Search computing had a number of interdisciplinary ramifications, concerning economic and socio-technical aspects which are essential to grant applicability of the methods. Specifically, the project delivered micro-economic models for studying how “publishers” and “brokers” should be rewarded in a broader search economy; business models for result exploitation; and methods for user-centered application design. The project has produced an important follow-up project on crowd-based search applications (http://crowdsearcher.search-computing.com/) started in 2011, which aims at filling the gap between traditional search systems and social systems, capable of interacting with real people to capture their opinions, suggestions, and emotions; it leverages crowdsourcing practices and makes them viable upon a social network. The new project on genomic computing, started in 2012, is also using SeCo results for searching genomic data.
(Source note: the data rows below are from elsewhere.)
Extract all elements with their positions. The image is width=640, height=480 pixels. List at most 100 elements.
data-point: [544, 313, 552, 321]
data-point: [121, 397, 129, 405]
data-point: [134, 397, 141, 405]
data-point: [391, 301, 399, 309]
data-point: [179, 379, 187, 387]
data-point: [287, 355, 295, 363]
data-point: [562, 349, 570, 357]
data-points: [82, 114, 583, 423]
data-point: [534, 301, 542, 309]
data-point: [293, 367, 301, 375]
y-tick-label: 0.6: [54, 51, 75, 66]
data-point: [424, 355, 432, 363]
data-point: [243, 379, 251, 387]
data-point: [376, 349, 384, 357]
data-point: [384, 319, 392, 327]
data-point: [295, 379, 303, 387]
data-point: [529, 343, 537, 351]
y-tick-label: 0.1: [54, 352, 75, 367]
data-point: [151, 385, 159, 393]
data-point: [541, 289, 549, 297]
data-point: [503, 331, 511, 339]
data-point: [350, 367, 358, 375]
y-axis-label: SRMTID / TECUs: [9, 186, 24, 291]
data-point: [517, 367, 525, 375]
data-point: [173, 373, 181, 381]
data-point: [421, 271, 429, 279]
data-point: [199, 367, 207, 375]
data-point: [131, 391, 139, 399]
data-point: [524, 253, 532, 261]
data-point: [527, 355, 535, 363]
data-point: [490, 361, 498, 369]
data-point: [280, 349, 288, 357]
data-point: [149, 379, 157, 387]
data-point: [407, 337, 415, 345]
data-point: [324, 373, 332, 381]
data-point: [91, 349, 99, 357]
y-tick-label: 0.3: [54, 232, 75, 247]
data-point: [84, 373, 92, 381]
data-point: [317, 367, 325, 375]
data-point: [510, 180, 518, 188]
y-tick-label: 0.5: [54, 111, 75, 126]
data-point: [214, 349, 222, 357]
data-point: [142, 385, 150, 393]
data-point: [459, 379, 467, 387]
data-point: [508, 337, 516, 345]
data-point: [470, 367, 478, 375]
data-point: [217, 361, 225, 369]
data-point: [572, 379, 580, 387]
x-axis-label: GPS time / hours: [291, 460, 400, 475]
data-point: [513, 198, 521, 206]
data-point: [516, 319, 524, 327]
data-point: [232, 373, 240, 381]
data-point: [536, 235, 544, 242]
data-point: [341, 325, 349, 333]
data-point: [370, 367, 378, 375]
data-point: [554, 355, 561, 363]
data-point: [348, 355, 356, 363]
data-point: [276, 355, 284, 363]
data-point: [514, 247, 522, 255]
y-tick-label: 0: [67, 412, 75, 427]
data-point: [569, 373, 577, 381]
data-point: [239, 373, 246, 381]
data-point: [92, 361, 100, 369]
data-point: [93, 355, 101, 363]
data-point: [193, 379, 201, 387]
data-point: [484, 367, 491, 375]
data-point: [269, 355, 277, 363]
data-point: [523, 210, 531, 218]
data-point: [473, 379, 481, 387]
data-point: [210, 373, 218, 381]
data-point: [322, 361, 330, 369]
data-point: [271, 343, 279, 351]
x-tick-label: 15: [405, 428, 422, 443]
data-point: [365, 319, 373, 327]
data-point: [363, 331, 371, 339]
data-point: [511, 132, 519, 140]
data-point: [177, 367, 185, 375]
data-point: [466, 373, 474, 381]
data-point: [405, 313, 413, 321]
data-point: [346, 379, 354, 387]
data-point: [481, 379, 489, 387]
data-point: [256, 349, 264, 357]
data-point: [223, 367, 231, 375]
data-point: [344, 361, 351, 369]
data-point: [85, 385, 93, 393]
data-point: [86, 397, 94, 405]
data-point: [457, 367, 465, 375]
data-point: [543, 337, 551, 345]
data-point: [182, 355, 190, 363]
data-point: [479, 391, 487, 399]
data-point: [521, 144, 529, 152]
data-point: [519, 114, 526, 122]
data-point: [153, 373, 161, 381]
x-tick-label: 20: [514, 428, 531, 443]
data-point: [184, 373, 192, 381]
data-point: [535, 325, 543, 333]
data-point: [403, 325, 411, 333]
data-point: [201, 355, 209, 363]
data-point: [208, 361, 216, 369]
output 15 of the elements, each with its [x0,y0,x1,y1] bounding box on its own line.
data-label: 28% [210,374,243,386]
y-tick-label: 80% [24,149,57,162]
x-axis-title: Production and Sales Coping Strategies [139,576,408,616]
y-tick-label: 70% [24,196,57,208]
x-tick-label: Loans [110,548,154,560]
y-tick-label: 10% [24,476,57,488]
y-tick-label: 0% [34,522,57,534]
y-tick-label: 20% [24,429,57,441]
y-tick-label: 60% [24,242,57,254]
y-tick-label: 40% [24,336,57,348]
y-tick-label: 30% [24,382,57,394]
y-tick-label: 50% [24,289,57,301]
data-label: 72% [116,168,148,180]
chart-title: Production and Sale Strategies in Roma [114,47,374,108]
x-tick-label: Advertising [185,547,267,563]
Eight PhD students graduated during the course of the project, while nine PhD students are currently contributing to crowdsearcher and to genomic computing.

Project results are described by about hundred publications, in top-quality international journals and conference proceedings; SeCo has also promoted eight international workshops, produced four books published by Springer-Verlag, and obtained a US Patent (“Method for Extracting, Merging and Ranking Search engine Results, Patent No. US 8,180,768 B2, May 15 2012). Results of the SeCo projects are illustrated in the SeCo Web site (www.search-computing.org).